Paralel Katırlar

Baban kim? diye sorulunca, dayım at, diyen katırı doğar doğmaz babasının yanından almışlar. Babasının kim olduğunu kimse bilmesin diye değil tabi. Zaten katırın babasının kim olduğu aşikar.
Katır bu durumdan hoşnut mu değil mi bilinmez, neticede babası eşekten daha aşağı olan tipler bile babasına dört elle sahip çıkarlar, bunda yadırganacak bir durum yok.
Doğum sonrası babasının yanından alınan katır daha henüz serpilmeden ağır yüklere koşulur. Daha da ağır yükler taşıyabilmesi için bir takım ameliyatlar geçirir. Köyde yaşayanlar bilirler katırların testislerinin koparılıp da iktidarsızlaştırma gerekçelerini.
Bilmeyenler de bu vesileyle öğrenmiş oldular.
Katırı iktidarsız hale getirenlerin yükleri bir şekilde sarp dağlardan taşınır, yokuşlardan çıkartılır. Yükü vurduğunuz zaman bana mısın demez katır milleti. Neden böyle bir yük vurdun da demez.
Aklı başka yerlerde olmadığı için yalnızca yüke odaklanmıştır.
Bu katırı anasından babasından koparan zihniyet, katırı herkesin rahatça mezun olabileceği okullara gönderir.
Gömleğinin üstüne kravat takarlar yük vurmadan önce. Altın semer de vururlar, kendisine ne kadar önemli biri olduğu sürekli empoze edilir. Ve kutlu bir dava uğruna her şeyinden vazgeçebilecek kadar da özverili olması istenir, hatta cebren ve hile ile özverili olması emredilir.
Özverili olmayacak, çıkıntı katırlar da korkutulur. Senin baban eşek ha, unuttun mu, bak ifşa ederiz seni derler.
Ve bu katırlar, herkesin rahatlıkla mezun olabileceği okullardan çıkıp, sadece kafası çalışanların mezun olabileceği okullara rahatlıkla giremezler. Çünkü bunun için ciddi bir düşünme yetisi ve çalışan bir beyin gereklidir. Ama beyin yerinden çıkarıldığı için, bu katırlara sorulacak sorular önceden verilir, robot gibi ezberlenmesi istenir.
Sınavların hepsi böyle geçilir, okuldan mezun olunur.
Kimi katırlar diplomat, kimisi akademisyen, kimisi polis, kimisi yargıç, savcı ve avukat olur.
Hiç sınava tabii tutulmayan bazı katırlar da yularını teslim edecek birilerini bulup başka ülkelere göç ederler.
Her biri yularlarla birbirine bağlıdır.
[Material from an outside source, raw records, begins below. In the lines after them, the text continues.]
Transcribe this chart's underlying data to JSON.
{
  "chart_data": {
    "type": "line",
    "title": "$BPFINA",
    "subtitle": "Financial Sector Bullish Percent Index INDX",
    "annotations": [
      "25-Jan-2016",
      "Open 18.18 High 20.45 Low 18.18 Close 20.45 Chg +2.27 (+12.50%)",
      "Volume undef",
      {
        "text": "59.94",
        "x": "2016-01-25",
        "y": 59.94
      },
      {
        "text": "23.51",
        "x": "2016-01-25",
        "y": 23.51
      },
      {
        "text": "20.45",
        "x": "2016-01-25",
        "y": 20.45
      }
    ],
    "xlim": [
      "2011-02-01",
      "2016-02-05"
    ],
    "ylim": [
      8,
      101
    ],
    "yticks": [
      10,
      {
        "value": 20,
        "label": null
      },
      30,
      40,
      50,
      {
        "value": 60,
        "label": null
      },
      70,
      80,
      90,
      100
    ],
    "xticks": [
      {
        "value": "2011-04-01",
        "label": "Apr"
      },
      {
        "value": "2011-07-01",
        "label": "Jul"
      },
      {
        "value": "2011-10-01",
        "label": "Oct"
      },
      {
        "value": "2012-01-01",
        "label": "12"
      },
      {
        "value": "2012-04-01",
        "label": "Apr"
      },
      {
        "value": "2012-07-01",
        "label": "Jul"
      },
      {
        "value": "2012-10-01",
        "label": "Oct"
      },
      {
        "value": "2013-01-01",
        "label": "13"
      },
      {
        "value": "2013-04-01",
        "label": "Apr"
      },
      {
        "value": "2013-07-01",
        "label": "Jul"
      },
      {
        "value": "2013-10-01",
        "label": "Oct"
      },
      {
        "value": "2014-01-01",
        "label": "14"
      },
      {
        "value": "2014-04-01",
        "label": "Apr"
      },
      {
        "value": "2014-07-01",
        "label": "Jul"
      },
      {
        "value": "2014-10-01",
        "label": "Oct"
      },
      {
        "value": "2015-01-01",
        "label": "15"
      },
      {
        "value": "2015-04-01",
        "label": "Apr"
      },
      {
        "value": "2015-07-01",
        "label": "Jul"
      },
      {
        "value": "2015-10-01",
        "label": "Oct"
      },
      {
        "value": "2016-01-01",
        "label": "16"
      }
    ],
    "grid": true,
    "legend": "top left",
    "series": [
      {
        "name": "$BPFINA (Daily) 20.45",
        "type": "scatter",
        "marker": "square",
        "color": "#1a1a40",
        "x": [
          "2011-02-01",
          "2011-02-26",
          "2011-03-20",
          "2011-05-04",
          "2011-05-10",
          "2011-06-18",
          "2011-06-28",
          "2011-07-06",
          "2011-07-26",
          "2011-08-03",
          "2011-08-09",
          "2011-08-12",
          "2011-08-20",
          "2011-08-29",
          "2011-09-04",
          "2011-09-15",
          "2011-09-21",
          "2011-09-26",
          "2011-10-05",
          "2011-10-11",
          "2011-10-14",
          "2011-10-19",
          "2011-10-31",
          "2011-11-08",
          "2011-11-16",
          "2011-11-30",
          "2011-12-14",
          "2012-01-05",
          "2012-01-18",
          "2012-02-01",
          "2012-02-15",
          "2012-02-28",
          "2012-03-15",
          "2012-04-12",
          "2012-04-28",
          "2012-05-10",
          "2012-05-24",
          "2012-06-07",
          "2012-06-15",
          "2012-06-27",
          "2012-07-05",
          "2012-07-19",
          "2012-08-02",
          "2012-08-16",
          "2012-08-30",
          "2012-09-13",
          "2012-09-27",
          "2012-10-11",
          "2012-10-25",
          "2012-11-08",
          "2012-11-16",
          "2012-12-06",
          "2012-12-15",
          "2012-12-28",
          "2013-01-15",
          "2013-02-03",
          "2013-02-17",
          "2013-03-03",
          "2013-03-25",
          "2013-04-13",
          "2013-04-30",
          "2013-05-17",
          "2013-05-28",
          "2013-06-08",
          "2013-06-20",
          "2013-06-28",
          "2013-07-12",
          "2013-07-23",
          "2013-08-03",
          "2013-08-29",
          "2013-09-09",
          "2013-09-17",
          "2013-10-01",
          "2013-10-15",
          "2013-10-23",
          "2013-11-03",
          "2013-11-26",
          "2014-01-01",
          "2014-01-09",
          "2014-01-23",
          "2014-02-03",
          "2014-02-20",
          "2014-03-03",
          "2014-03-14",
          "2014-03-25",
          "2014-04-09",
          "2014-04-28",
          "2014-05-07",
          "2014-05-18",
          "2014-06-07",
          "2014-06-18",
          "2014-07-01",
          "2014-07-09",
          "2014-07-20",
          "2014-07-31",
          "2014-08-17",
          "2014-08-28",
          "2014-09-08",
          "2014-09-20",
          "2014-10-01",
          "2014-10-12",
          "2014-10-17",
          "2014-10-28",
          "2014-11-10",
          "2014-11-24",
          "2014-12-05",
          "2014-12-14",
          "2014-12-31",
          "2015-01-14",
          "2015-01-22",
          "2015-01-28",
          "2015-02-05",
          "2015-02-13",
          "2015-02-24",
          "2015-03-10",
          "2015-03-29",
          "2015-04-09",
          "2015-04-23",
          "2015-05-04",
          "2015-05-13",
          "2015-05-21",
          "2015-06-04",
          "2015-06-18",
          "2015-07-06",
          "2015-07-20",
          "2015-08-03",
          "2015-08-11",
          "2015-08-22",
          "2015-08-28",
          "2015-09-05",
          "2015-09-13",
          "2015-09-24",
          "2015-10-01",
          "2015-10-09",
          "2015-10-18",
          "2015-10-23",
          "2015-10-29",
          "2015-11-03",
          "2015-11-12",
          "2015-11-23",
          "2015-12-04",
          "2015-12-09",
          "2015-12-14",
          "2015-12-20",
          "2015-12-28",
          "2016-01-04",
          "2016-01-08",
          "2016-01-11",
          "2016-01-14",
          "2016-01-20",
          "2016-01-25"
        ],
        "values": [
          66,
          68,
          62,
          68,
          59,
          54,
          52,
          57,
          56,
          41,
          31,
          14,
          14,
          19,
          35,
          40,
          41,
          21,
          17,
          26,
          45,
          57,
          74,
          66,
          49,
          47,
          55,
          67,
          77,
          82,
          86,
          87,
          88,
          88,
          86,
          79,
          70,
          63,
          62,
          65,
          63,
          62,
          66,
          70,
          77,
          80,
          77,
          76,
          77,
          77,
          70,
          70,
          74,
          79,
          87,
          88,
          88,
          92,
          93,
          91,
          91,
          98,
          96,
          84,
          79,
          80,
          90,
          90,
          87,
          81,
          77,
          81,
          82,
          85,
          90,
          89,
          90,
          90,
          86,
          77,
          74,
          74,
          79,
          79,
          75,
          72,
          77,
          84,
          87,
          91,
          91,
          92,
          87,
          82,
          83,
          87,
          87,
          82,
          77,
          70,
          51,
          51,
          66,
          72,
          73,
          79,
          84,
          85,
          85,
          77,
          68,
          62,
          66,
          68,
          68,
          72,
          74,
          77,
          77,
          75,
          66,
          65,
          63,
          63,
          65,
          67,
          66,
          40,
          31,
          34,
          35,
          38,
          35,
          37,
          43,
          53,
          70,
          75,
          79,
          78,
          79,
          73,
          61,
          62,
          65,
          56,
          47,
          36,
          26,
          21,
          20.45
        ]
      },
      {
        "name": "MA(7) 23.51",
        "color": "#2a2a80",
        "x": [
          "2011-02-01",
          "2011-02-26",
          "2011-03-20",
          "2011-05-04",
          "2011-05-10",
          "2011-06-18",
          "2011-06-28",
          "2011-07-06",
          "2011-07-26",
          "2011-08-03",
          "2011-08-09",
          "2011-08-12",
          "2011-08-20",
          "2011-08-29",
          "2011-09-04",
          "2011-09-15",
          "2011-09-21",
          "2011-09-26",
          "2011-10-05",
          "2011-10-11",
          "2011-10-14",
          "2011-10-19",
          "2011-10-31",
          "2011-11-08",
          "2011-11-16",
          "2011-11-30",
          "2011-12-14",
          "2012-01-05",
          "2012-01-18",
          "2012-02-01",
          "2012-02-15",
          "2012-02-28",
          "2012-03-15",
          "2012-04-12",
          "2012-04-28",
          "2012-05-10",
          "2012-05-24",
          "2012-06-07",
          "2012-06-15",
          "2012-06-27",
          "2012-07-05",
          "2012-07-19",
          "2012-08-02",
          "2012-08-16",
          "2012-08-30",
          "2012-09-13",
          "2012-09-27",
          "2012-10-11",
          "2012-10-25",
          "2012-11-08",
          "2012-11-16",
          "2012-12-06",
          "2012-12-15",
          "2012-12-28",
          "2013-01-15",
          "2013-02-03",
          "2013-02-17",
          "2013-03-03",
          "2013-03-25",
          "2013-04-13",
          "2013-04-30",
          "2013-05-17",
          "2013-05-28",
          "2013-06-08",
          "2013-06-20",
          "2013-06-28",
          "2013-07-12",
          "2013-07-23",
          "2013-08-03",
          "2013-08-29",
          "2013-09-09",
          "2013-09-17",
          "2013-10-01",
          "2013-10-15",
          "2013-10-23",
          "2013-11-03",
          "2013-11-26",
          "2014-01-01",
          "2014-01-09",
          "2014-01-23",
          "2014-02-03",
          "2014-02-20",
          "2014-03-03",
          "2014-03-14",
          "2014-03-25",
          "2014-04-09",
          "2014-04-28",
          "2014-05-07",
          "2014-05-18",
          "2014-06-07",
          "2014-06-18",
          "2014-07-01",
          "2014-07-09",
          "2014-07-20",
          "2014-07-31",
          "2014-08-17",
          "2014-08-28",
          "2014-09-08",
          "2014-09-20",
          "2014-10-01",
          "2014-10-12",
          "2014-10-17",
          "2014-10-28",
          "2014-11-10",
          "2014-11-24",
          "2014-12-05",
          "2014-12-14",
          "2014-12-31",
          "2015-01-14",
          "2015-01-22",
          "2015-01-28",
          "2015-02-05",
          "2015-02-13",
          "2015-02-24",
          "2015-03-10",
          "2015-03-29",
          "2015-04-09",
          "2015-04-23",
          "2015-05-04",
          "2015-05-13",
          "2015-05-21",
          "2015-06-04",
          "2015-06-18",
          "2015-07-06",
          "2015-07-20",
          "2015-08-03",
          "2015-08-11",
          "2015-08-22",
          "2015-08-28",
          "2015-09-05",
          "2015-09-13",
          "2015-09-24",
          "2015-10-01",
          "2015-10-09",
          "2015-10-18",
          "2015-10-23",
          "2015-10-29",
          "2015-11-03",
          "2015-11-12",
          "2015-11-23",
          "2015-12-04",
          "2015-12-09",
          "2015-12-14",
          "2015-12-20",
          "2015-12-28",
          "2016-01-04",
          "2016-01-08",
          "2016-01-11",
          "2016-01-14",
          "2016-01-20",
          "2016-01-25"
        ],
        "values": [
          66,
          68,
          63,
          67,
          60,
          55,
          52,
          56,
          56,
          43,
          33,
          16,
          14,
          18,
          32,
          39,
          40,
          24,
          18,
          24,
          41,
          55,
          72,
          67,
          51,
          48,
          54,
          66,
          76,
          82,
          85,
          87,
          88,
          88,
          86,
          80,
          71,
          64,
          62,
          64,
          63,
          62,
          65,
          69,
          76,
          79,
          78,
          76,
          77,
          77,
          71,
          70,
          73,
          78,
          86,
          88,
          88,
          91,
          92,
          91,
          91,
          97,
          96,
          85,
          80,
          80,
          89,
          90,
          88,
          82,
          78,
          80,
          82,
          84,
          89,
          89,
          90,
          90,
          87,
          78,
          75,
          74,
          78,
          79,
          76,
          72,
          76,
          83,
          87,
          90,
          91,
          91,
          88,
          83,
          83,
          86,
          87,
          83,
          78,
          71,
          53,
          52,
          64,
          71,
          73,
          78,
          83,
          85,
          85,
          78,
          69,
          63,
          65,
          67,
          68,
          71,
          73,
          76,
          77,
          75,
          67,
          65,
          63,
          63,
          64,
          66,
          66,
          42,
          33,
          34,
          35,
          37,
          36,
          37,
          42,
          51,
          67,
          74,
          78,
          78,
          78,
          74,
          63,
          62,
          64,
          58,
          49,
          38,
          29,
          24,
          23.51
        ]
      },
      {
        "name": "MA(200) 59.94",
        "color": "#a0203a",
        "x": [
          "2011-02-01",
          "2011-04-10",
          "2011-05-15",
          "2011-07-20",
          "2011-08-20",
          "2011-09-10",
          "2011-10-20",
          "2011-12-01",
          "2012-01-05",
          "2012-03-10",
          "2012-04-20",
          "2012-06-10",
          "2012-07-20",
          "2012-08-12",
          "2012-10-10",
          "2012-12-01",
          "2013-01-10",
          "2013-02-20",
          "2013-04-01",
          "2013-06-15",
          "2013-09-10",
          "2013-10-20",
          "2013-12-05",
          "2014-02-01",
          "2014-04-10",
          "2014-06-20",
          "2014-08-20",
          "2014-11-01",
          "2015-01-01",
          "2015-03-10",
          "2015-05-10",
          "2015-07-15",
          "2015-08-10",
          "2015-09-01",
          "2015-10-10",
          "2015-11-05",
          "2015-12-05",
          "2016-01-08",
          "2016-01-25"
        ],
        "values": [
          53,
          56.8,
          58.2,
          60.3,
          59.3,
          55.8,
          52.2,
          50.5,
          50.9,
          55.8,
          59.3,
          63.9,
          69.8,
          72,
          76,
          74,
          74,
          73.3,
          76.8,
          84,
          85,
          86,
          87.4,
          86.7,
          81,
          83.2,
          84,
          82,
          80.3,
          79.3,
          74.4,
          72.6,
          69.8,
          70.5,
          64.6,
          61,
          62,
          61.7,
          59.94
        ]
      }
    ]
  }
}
Hiyerarşi mükemmeldir.
Hiçbir katır yularının kimin elinde olduğunu merak etmez, düşünmez, düşünemez çünkü beyni çıkarılmıştır. Robot gibi verilen görevi yerine getirir.
75 kişinin vatana ihanetten tutuklu olmasına yüreği dayanmayan bu iktidarsız muhterisler verilen emri yerine getirir ve tahliye kararı verirler.
Böyle bir hukuksuzluğa nasıl imza attın diye sorulunca da lafı kıvırıp,
İpimiz it oğlu itin elinde, biz sadece emir kullarıyız derler.
Allah kulu olana rastlayamazsınız içlerinde!